The ambitious infrastructure project, spearheaded by the National Oil Infrastructure Company of Zimbabwe (NOIC) in collaboration with Mozambique’s Companhia do Pipeline Moçambique-Zimbabwe (CPMZ), is designed to cement Zimbabwe’s position as the primary energy logistics hub for the Southern African Development Community (SADC).
The expansion follows the successful completion of “Phase 1” in 2024, which raised the pipeline’s ceiling from two billion to the current three billion litres. However, with domestic and regional demand for diesel, petrol, and jet fuel surging, NOIC officials confirmed this week that the current capacity is already fully utilized.
“Phase 2,” currently under detailed engineering review, involves the incorporation of two new satellite pumping stations and advanced “serial pumping” technology. This innovation allows the Beira-to-Feruka and Feruka-to-Harare segments to operate as a single, seamless infrastructure, dramatically improving flow rates and operational flexibility.
The implications for national energy security are profound. By moving the bulk of the nation’s fuel via pipeline rather than road, the government expects to significantly reduce the “landed cost” of petroleum products while alleviating the pressure on the national road network. Currently, the pipeline accounts for over 90% of Zimbabwe’s fuel imports, and the 540 million litres of strategic storage capacity across depots in Msasa, Mabvuku, and Bulawayo provides a vital buffer against global geopolitical turbulence.
Beyond domestic stability, the upgrade is a bid for regional dominance. A five-billion-litre capacity will allow Zimbabwe to efficiently re-export fuel to landlocked neighbors, including Zambia, Malawi, Botswana, and the Democratic Republic of Congo.

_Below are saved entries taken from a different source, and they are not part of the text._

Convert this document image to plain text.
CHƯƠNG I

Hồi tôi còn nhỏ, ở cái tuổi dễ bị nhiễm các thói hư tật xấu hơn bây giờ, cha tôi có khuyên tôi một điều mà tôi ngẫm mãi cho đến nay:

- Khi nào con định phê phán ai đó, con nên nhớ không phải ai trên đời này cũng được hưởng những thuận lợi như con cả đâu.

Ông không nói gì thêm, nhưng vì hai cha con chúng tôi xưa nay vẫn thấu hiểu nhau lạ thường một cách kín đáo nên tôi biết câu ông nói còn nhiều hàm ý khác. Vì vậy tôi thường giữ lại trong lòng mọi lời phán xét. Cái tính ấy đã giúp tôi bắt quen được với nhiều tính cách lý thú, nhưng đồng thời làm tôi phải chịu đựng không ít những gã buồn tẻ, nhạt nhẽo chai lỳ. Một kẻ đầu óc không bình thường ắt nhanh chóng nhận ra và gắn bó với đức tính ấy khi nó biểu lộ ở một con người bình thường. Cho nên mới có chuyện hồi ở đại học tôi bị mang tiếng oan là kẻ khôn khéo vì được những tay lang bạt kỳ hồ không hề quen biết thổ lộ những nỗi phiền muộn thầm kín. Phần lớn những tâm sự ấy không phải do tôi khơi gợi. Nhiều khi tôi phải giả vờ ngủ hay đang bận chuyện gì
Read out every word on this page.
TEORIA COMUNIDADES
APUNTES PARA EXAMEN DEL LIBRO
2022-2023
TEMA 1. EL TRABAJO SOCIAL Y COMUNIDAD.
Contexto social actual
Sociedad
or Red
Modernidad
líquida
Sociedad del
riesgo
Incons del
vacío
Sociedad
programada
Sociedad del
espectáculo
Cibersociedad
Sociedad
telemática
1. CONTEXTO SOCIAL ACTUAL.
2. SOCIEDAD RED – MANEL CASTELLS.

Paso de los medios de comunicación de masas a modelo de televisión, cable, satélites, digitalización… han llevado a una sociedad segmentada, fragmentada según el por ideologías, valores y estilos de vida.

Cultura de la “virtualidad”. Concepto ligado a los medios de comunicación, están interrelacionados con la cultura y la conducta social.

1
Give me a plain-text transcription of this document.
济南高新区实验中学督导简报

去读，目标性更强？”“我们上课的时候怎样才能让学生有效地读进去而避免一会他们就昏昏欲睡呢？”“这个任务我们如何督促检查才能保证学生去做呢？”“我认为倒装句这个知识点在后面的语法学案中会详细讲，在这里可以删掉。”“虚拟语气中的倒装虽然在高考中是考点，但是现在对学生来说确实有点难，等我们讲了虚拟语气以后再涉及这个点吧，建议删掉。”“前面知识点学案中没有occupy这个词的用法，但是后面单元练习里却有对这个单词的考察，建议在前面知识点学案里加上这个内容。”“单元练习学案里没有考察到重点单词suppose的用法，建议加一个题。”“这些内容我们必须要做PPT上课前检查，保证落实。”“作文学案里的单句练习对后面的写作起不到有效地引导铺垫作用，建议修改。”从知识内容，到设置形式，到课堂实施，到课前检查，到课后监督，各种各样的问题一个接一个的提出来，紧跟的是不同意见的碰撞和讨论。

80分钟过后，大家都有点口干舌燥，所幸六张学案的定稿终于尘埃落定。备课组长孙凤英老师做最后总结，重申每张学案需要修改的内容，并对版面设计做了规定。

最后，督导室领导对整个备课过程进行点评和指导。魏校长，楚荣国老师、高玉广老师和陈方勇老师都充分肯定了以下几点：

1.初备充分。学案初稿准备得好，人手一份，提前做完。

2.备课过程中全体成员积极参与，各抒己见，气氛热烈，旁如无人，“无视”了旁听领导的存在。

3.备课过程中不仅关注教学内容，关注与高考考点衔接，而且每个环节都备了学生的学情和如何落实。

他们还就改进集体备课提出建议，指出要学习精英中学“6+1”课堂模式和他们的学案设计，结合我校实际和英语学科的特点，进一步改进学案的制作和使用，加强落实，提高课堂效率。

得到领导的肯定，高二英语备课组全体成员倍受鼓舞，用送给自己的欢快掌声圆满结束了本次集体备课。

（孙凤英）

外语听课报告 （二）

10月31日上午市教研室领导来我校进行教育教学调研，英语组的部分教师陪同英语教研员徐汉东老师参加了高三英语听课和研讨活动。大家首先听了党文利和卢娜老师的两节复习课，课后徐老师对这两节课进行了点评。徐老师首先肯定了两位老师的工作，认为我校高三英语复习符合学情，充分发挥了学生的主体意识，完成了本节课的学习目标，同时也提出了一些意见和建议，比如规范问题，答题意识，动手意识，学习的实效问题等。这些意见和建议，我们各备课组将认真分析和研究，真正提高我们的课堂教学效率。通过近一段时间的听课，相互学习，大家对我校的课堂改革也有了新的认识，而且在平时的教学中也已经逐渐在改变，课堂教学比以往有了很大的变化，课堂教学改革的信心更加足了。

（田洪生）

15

By offering a more cost-competitive and reliable route than the traditional trucking corridors from South Africa or Namibia, Zimbabwe aims to capture a larger share of the hinterland market.
Minister of Energy and Power Development, Hon. July Moyo, has previously emphasized that this project is a cornerstone of Vision 2030. To further support this growth, NOIC is also exploring a Single Point Mooring (SPM) facility 25 kilometers offshore from Beira. This would allow “vessel-sized” parcels of up to 100,000 cubic metres to offload directly into the system, bypassing port congestion and unlocking massive economies of scale.
As the project moves toward its 2027 deadline, the Beira-Feruka-Msasa corridor is set to become the definitive lifeline for the region’s industrial and economic aspirations.